私はロボットではありません。認証ページでその言葉をタップする。似たような写真の中から自転車や橋を選び出す。でもたまに間違える。

でも大体認証はクリアできるから、私はロボットじゃない。多分きっと。

母親が私を出産した直後の写真を見たことがある。幼少期の私の写真を見たことがある。スマホには昨日自撮りした加工で盛れ盛れの私に似たような人物が映っている写真がある。

たぶん私は人間なのだ。

それでもたまに不安になる。

もしかしたら私は昨日死んでいて、今日の私は昨日の私とは違うのかもしれない。

もしかしたら私は秘密裏に生み出された人間の意識を持った高性能なロボットなのかもしれない。

あるいは精密に記憶が作られているだけで昨日なんてものは存在しなかったのかもしれない。

現代で永遠の命を望むなら、AIにでも頼めばいいのだろう。行動パターンも思考も記憶も共有させて限りなく「私に似た何か」を、人間の身体よりもっと頑丈な何かに詰め込めばいいのだと、思う。自分に似た何かを生み出したいと願うことはきっと生物の本能。もっと精巧なニンゲンを生殖を伴わず作り出せる日がいずれやってくるだろう。

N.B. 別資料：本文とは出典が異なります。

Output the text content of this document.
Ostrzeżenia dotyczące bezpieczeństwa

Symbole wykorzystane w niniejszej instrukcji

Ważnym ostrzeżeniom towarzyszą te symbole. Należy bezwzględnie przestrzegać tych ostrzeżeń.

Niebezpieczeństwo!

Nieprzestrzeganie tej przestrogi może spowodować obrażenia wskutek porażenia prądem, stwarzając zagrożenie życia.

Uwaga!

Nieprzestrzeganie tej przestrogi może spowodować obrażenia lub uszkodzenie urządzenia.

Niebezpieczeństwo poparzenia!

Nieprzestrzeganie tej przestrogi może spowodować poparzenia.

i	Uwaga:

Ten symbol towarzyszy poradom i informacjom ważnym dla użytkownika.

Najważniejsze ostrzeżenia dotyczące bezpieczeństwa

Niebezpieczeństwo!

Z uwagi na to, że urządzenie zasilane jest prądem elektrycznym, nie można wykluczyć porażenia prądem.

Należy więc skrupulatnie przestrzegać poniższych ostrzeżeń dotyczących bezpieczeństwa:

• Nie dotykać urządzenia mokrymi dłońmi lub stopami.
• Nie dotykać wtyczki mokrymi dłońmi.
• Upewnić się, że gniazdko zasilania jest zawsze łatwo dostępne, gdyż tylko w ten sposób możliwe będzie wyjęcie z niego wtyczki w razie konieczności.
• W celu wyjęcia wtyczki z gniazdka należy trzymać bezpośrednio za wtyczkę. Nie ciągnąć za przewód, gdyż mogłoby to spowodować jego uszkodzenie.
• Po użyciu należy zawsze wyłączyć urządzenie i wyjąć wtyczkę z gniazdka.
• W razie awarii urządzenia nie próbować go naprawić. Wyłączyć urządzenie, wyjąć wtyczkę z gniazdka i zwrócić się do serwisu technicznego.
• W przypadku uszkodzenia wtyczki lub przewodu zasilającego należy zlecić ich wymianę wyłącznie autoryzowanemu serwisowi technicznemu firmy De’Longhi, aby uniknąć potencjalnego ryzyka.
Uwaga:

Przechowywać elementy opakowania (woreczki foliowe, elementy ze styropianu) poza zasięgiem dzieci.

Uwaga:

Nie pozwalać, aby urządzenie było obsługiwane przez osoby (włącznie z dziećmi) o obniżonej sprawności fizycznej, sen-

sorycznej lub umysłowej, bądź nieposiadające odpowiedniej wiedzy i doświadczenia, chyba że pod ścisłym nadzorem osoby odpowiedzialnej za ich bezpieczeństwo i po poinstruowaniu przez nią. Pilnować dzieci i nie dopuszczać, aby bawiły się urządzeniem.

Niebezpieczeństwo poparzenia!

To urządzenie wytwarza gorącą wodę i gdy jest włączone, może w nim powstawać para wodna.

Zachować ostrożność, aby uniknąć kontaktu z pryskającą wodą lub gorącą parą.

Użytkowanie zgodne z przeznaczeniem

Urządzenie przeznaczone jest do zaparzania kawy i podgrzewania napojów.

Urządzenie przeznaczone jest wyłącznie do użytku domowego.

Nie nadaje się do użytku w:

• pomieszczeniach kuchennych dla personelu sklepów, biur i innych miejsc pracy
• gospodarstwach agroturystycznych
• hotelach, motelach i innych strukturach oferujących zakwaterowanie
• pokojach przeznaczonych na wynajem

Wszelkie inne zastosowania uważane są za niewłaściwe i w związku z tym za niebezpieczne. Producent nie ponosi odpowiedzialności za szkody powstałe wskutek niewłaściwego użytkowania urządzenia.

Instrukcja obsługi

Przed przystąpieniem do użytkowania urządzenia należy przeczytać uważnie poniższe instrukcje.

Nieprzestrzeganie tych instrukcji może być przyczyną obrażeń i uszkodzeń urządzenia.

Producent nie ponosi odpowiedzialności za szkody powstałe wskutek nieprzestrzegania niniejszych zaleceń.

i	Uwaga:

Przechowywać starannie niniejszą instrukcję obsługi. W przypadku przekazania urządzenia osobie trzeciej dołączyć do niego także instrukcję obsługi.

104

実際私はロボットのように生きている。正確に、淡々とレジ打ちをする。大学に行って授業を受ける。あるいは受けているふりをする。みんなと同じように最適解の言葉を紡ぐ。皆に嫌われないように。間違えないように。量産型のニンゲンになるように。

私がロボットではないと心から言える日が来ると願って今日も私は存在し続ける。